Li X, Li W, Dai X, Kong F, Zheng Q, Zhou X, Lu F, Chang B, Rohrer B, Hauswirth WW, Qu J, Pang JJ.  2011. Gene therapy rescues cone structure and function in the 3-month-old rd12 mouse: a model for midcourse RPE65 leber congenital amaurosis.  Invest Ophthalmol Vis Sci 52:7-15.

Pang J, Chang B, Hawes N, Hurd RE, Davisson MT, Li J, Noorwez SM, Malhotra R, McDowell JH, Kaushal S, Hauswirth WW, Nusinowitz S, Thompson DA, Heckenlively JR. 2005. Retinal degeneration 12 (rd12): a new, spontaneously arising mouse model for human Leber congenital amaurosis (LCA). Mol Vis 11:152-62.

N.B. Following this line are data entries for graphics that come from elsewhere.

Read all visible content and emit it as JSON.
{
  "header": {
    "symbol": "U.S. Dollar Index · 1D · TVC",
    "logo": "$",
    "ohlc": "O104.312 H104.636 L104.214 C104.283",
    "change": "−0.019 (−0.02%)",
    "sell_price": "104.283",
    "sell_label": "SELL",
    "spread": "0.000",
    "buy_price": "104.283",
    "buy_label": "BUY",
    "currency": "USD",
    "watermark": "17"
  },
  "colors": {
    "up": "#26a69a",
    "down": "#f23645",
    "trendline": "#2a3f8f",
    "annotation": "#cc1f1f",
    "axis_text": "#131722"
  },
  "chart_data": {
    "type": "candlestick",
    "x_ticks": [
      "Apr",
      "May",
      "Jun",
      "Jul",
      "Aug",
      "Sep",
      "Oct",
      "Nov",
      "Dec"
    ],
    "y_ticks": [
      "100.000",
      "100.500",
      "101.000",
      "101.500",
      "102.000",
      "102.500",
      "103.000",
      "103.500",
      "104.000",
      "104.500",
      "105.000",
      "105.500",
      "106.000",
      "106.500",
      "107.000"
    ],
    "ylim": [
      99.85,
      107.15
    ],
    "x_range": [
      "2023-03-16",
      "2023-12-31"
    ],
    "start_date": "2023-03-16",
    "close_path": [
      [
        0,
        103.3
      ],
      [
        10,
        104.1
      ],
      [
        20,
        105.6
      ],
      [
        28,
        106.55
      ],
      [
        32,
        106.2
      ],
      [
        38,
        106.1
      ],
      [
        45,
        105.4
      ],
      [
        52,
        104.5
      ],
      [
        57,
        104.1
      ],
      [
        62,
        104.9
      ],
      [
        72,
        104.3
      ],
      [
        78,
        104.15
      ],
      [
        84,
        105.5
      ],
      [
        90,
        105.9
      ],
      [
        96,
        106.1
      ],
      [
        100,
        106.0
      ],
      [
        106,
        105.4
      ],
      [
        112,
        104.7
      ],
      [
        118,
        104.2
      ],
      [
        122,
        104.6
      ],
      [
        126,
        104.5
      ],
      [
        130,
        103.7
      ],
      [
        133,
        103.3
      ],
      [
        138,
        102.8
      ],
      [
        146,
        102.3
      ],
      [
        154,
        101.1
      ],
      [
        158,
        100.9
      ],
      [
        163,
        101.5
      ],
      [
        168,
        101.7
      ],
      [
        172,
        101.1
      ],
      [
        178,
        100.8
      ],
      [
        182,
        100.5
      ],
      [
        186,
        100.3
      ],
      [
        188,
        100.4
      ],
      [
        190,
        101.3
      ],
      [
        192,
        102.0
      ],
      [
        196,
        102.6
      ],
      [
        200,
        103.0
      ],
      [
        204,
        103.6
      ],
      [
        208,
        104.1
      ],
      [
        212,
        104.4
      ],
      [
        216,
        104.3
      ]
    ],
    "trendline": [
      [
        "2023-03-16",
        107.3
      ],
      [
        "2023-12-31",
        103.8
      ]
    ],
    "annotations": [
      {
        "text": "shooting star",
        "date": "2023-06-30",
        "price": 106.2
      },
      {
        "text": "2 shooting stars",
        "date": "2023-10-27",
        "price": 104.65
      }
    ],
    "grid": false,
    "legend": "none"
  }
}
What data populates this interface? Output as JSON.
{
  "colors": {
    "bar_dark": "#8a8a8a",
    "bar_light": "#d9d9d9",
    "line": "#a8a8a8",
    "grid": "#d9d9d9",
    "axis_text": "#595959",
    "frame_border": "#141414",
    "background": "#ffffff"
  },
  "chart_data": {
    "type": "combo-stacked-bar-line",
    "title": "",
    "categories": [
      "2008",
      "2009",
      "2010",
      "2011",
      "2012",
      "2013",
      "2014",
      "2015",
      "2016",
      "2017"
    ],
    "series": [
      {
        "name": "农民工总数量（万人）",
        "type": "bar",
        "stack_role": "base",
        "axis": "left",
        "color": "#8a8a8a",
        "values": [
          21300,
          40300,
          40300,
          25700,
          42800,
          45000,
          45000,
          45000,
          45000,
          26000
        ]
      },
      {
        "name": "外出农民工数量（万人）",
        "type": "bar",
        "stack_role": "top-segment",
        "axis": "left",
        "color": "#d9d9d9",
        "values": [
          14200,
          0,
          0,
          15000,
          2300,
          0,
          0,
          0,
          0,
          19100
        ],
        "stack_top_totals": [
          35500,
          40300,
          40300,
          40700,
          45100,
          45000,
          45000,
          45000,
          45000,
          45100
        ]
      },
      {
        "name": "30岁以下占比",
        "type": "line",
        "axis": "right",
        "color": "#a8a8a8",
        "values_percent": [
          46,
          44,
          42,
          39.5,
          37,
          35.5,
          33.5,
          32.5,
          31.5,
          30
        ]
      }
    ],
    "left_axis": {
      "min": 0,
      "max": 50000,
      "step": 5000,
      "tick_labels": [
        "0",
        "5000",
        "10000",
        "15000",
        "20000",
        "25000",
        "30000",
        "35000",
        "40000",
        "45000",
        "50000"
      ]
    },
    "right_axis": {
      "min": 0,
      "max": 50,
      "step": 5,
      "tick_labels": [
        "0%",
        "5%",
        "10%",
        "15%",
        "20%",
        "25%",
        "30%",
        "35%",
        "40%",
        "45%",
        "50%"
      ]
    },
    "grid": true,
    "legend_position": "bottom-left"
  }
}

Pang J, Chang B, Kumar A, Nusinowitz S, Noorwez SM, Li J, Rani A, Foster TC, Chiodo VA, Doyle T, Malhotra R, McDowell H, Li SHMQ, Kaushal S, Hauswirth WW. 2006. Gene therapy restores vision-dependent behavior as well as retinal structure and function in a mouse model of RPE65 Leber congenital amaurosis. Mol Ther 13:565-72.

Pang J, Boye SE, Lei B, Boye SL, Everhart D, Umino Y, Rohrer B, Alexander J, Li J, Dai X, Li Q, Chang B, Barlow R, Hauswirth WW. 2010. Early gene therapy confers structural and functional rescue to cones in two models of RPE65 deficiency: rd12 and Rpe65-/-Rho-/- mice. Gene Ther 17815-26.